Die Daten zeigten mit 75 % männlichen Patienten die erwartete Geschlechterverteilung, die sich über die Zeit nicht veränderte. Im Gegensatz dazu stieg das Patientenalter kontinuierlich an. Dadurch hat sich der Anteil der Stürze aus geringer Höhe (< 3 m), dem häufigsten Verletzungsmechanismus des alten Menschen, mehr als verdoppelt. Der Anteil der Verkehrsunfälle dagegen halbierte sich nahezu, was den verbesserten Sicherheitsstandards der Straßen und Autos zugeschrieben wird.

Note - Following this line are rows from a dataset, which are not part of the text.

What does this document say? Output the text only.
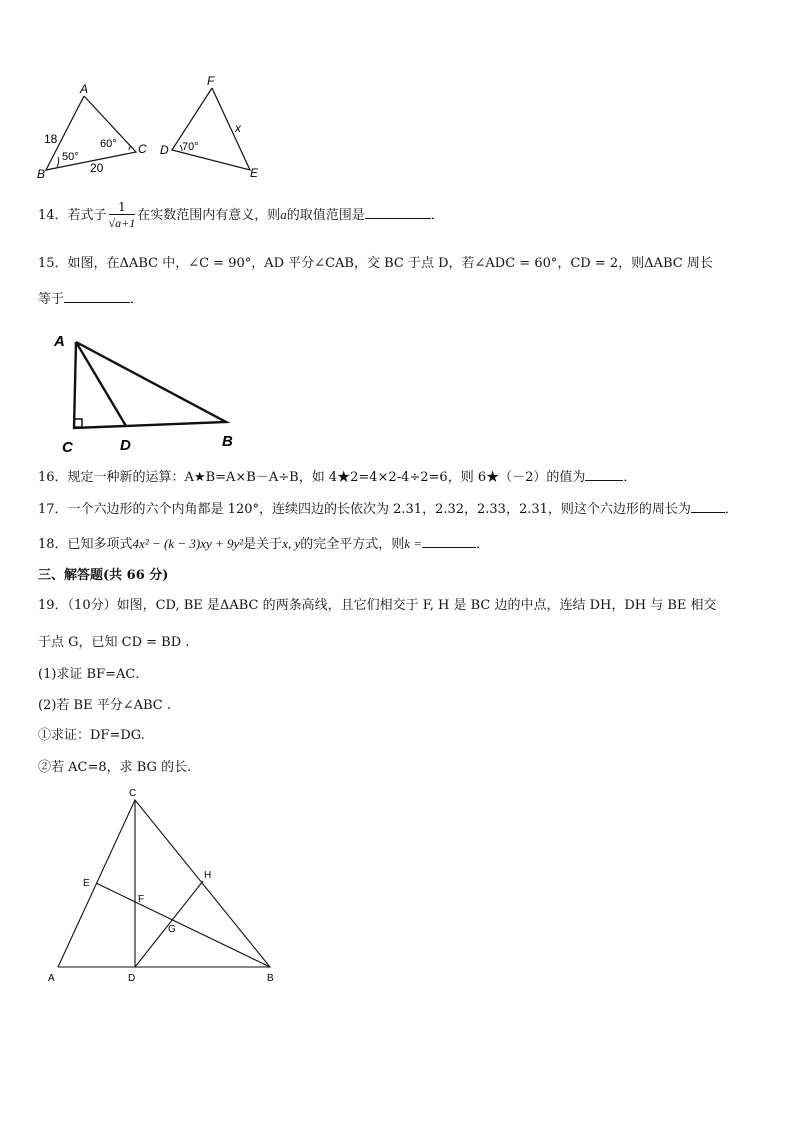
A
B
C D
E
F
18
20
50°
60°	70°
x
14．若式子 $\frac{1}{√a+1}$ 在实数范围内有意义，则a的取值范围是	．
15．如图，在ΔABC 中，∠C = 90°，AD 平分∠CAB，交 BC 于点 D，若∠ADC = 60°，CD = 2，则ΔABC 周长
等于	．
A
C	D	B
16．规定一种新的运算：A★B=A×B－A÷B，如 4★2=4×2-4÷2=6，则 6★（－2）的值为	．
17．一个六边形的六个内角都是 120°，连续四边的长依次为 2.31，2.32，2.33，2.31，则这个六边形的周长为	．
18．已知多项式4x² − (k − 3)xy + 9y²是关于x, y的完全平方式，则k =	．
三、解答题(共 66 分)
19．（10分）如图，CD, BE 是ΔABC 的两条高线，且它们相交于 F, H 是 BC 边的中点，连结 DH，DH 与 BE 相交
于点 G，已知 CD = BD .
(1)求证 BF=AC．
(2)若 BE 平分∠ABC .
①求证：DF=DG.
②若 AC=8，求 BG 的长.
C
E
F
G
H
A	D	B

War in den 90ern eine frühzeitige Intubation und großzügige Flüssigkeitszufuhr Standard, sank die Zahl der Intubationen stetig und die durchschnittliche Volumenzufuhr ging von 1,5 l auf 700 ml zurück. Patienten mit einer GCS (Glasgow-Koma-Skala) ≤ 8 werden weiterhin leitliniengerecht intubiert. Betrug der Hämoglobinwert im Schockraum in den 90ern noch 10,7 g / dl, stieg er im Jahr 2012 auf 12,4 g / dl. Gleichzeitig gingen die Mortalität und die Verletzungsschwere zurück und der Zustand der Patienten bei Ankunft in der Klinik und Entlassung verbesserte sich. Aus der Überlegung heraus, die Verletzungsschwere bei Vorhersagen über das Outcome mit zu berücksichtigen, wurde mit den TraumaRegister-Daten der RISC-Score (Revised Injury Severity Classification Score) entwickelt. Mit Verbesserung des Patientenzustands verringerte sich auch die Aufenthaltsdauer im Krankenhaus und auf der Intensivstation.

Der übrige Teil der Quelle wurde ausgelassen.